Health Costs for U.S. Business Outpace Inflation
By Aliza Marcus
Sept. 11 (Bloomberg) -- Health-insurance premiums paid by U.S. businesses for their workers rose 6.1 percent this year, continuing to outpace inflation and wages, a study found.
The average family plan offered by a company now costs $12,106, or $62 less than a full-time worker earning the U.S. minimum wage makes, according to the survey published today in the journal Health Affairs. Companies pay an average of $8,824 for such a policy, with the worker paying the difference.
The cost of providing health care is cutting into the ability of U.S. companies to compete internationally, business organizations say. Since 2001, premiums for family coverage have increased 78 percent, while wages have gained 19 percent and inflation 17 percent, Kaiser said in the statement.
``If wages were keeping up, this wouldn't be so painful,'' said Drew E. Altman, president of the Henry J. Kaiser Family Foundation, which conducted the survey, at a news conference today. ``If this were a one-year phenomenon, it wouldn't be so painful.''
Insurance costs have been rising faster than wages and inflation since the late 1990s. This year's increase, after a 7.7 percent rise in 2006, was the smallest in eight years.
There are ``peaks and valleys'' in the rate of growth of health-care premiums, ``but overall, the trend is certainly'' up, said Altman. ``Every year health insurance becomes less affordable for families and businesses.''
Americans are worried about the cost of health care. How to make it more affordable and cover the uninsured is a leading domestic issue in the 2008 presidential campaign. Seventy-five percent of people polled in a Kaiser June survey said they were ``very'' or ``somewhat'' worried about rising costs -- more than worried about being a victim of terrorism or not being able to pay for their home.

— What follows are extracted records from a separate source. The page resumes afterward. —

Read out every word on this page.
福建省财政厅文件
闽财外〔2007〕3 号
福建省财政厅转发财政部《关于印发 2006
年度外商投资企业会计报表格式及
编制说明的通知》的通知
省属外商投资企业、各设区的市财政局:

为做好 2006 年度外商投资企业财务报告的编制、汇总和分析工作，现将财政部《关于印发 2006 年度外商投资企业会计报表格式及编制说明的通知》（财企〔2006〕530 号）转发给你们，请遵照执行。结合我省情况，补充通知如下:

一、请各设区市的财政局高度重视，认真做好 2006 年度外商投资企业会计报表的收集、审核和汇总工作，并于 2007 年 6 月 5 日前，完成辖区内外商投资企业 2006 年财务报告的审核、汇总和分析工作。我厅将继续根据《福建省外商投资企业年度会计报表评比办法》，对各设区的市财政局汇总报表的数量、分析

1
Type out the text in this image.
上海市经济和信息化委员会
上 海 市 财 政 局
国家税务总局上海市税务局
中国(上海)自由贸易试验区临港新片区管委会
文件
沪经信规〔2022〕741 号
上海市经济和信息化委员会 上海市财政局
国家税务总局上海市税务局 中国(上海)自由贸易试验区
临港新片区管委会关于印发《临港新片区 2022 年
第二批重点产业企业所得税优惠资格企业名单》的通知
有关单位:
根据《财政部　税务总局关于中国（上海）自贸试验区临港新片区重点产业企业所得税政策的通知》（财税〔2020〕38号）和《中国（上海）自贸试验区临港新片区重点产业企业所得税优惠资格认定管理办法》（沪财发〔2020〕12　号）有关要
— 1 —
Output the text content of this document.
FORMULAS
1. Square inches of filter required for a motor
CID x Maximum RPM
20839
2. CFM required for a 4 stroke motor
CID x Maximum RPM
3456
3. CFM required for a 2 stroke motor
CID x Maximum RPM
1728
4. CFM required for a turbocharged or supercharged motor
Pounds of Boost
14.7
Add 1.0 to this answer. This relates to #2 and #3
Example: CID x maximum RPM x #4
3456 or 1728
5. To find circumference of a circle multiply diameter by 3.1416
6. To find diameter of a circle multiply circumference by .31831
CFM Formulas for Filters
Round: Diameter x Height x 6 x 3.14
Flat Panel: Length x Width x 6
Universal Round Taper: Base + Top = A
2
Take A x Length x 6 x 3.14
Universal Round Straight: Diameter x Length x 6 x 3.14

The prices make insurance unaffordable for many Americans, said Karen Davis, president of the New York-based Commonwealth Fund. A record 47 million people in America, or 15.8 percent of the population, were without coverage in 2006, up from 15.3 percent in 2005. Median family income was $48,200 in 2006, according to data released by the U.S. Census Bureau last month.
``Health-care costs are still a problem, whether viewed as a squeeze on employers or on middle-class families,'' Davis said.
Insurers may be raising premiums less than in past years as they compete in a declining market to provide coverage to businesses, said Gary Claxton, director of Kaiser's Health Care Marketplace Project and the lead author of the study.
Sixty percent of employers in the U.S. provide health insurance this year, down from 61 percent in 2006, the survey found. In 2000, 69 percent of firms offered coverage.
`Competitive Premiums'
``The employer market is not getting any bigger, so the way you fight for market share is by taking away business from somewhere else, and the way you do that is by having competitive premiums,'' said Claxton.
A number of employers surveyed indicated they expect to make ``significant changes'' in health coverage next year. Raising the employee premium contribution was listed as ``very likely'' by 21 percent of the companies, and 12 percent said it was very likely they would increase deductibles.